Les organisations, associations et personnalités nationales et de défense des droits de l'Homme ont signé, le 16 septembre 2024, une « déclaration de solidarité et de soutien aux magistrats tunisiens et condamnation des pratiques du ministère de la justice qui portent atteinte à l'indépendance de la justice ».
Ayant pris connaissance du communiqué de l'Association des magistrats tunisiens publié le 9 septembre 2024 sous le titre « Le ministère de la Justice s'approprie pleinement les pouvoirs du Conseil de la magistrature judiciaire et franchit toutes les lignes rouges dans la domination du pouvoir judiciaire ».
Ayant examiné la situation du pouvoir judiciaire tunisien après la dissolution du Conseil supérieur de la magistrature le 12 février 2022, la révocation de 57 juges le 1er juin 2022, le refus d'exécuter les décisions judiciaires rendues par le tribunal administratif en faveur de 49 d'entre eux, le gel de l'activité du Conseil provisoire de la magistrature judiciaire en créant une vacance dans sa composition et en ne comblant pas délibérément cette vacance pendant près d'une année, ce qui l'a empêché de se réunir faute de quorum, et le ministère de la Justice exploitant cette situation qu'il a provoquée pour étendre son contrôle sur les parcours professionnels des juges et les contrôler directement par des transferts, des promotions et des nominations via des notes de service directement émises par la ministre de la Justice et en dehors de tout cadre juridique l'autorisant à le faire.
Ayant constaté que le recours aux notes de service, tout au long de l'année judiciaire 2023-2024, a été fréquent et intensif et visé plusieurs juges des trois rangs dans le contexte de leur travail sur des dossiers liés aux militants politiques et des droits de l'Homme et aux infractions électorales impliquant des candidats aux prochaines élections présidentielles et les jugements qu'ils ont prononcés et les décisions qu'ils ont prises à cet égard.

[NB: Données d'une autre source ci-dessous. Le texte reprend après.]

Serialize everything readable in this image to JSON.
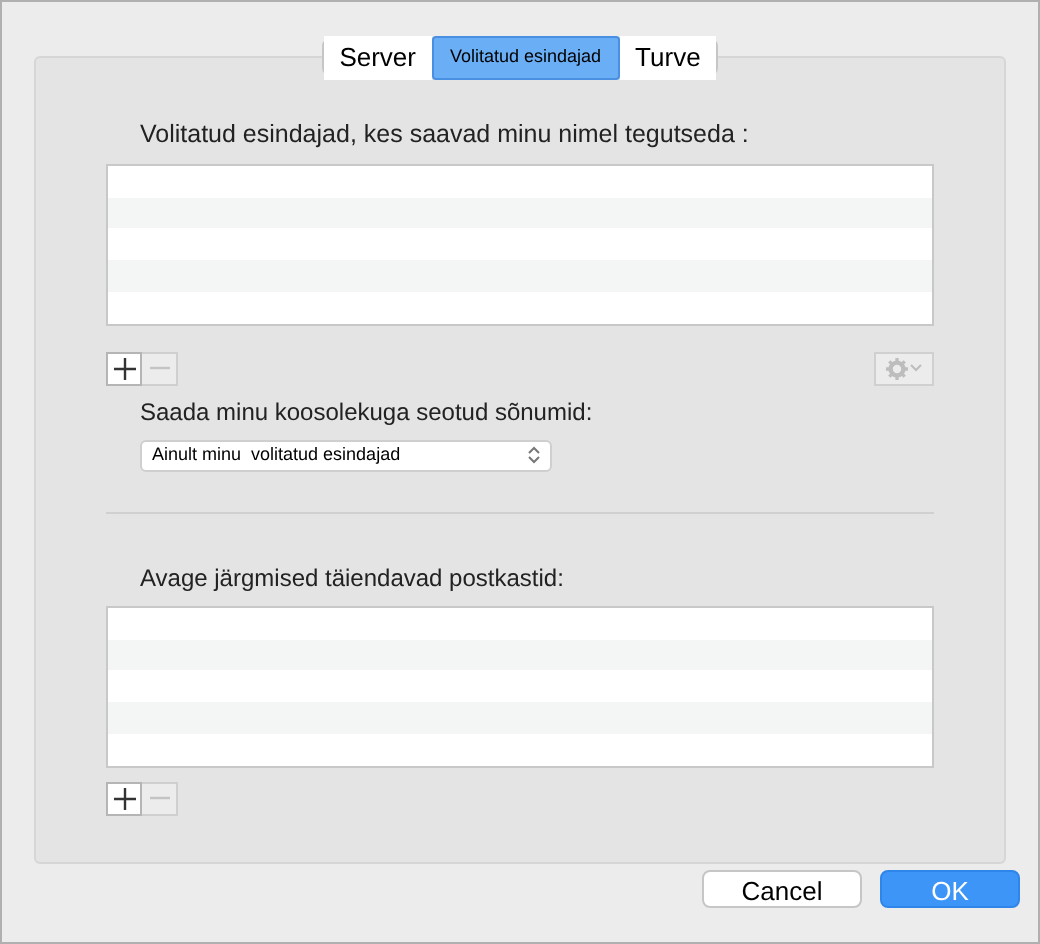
{
  "tabs": [
    {
      "label": "Server",
      "selected": false
    },
    {
      "label": "Volitatud esindajad",
      "selected": true
    },
    {
      "label": "Turve",
      "selected": false
    }
  ],
  "delegates": {
    "label": "Volitatud esindajad, kes saavad minu nimel tegutseda :",
    "add_disabled": false,
    "remove_disabled": true,
    "actions_disabled": true
  },
  "meeting_messages": {
    "label": "Saada minu koosolekuga seotud sõnumid:",
    "value": "Ainult minu  volitatud esindajad"
  },
  "mailboxes": {
    "label": "Avage järgmised täiendavad postkastid:",
    "add_disabled": false,
    "remove_disabled": true
  },
  "buttons": [
    {
      "label": "Cancel",
      "kind": "secondary"
    },
    {
      "label": "OK",
      "kind": "primary"
    }
  ]
}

Les signataires condamnent fermement l'usurpation totale par le ministère de la Justice et l'autorité exécutive des pouvoirs du Conseil provisoire de la magistrature afin de gérer et de contrôler unilatéralement la carrière des juges et de contrôler leurs jugements et leurs décisions judiciaires dans les dossiers qui leur sont confiés.
Ils refusent l'état de vide institutionnel imposé par le pouvoir exécutif au pouvoir judiciaire en provoquant délibérément une vacance dans la composition de son conseil provisoire et en gelant ses travaux pour permettre au ministère de la Justice de s'emparer et de contrôler ses pouvoirs et de les mettre au service des buts et objectifs du pouvoir politique.
Les signataires déclarent leur rejet absolu de la gestion directe de la carrière des juges par le pouvoir exécutif et le ministère de la Justice, qui est totalement contraire à la Constitution, aux textes juridiques applicables et aux normes internationales en matière d'indépendance du pouvoir judiciaire, et demandent qu'il soit mis fin d'urgence à cette situation sans précédent.
Ils expriment leur entière solidarité avec tous les juges qui ont été touchés par des mesures arbitraires et punitives des autorités dans l'exercice de leur devoir d'appliquer correctement la loi et de jouer leur rôle dans la protection des droits et des libertés, et les appellent à continuer à défendre leur impartialité et l'indépendance de leurs jugements et de leurs décisions afin de protéger l'État de droit et l'intégrité du pouvoir judiciaire.
Les signataires appellent tous les juges à prendre leurs distances par rapport à toute tentative de les instrumentaliser pour porter atteinte aux droits et aux libertés et pour opprimer les voix libres.
Ils les invitent notamment à se rappeler la responsabilité du serment qu'ils ont prêté d'exercer leurs fonctions avec impartialité et intégrité, saluant tous les juges qui restent fidèles aux valeurs d'un pouvoir judiciaire indépendant, à l'État de droit, à la défense des droits et des libertés et aux valeurs de la démocratie, malgré les pressions qu'ils endurent.
Parmi les signataires on retrouve l’Association des magistrats tunisiens, la Ligue tunisienne des droits de l'Homme, l’Association tunisienne des femmes démocrates, l’Association tunisienne pour la défense des libertés individuelles, Mourakiboun, EuroMed Rights, Amnesty International Tunisie et l’Organisation mondiale contre la torture.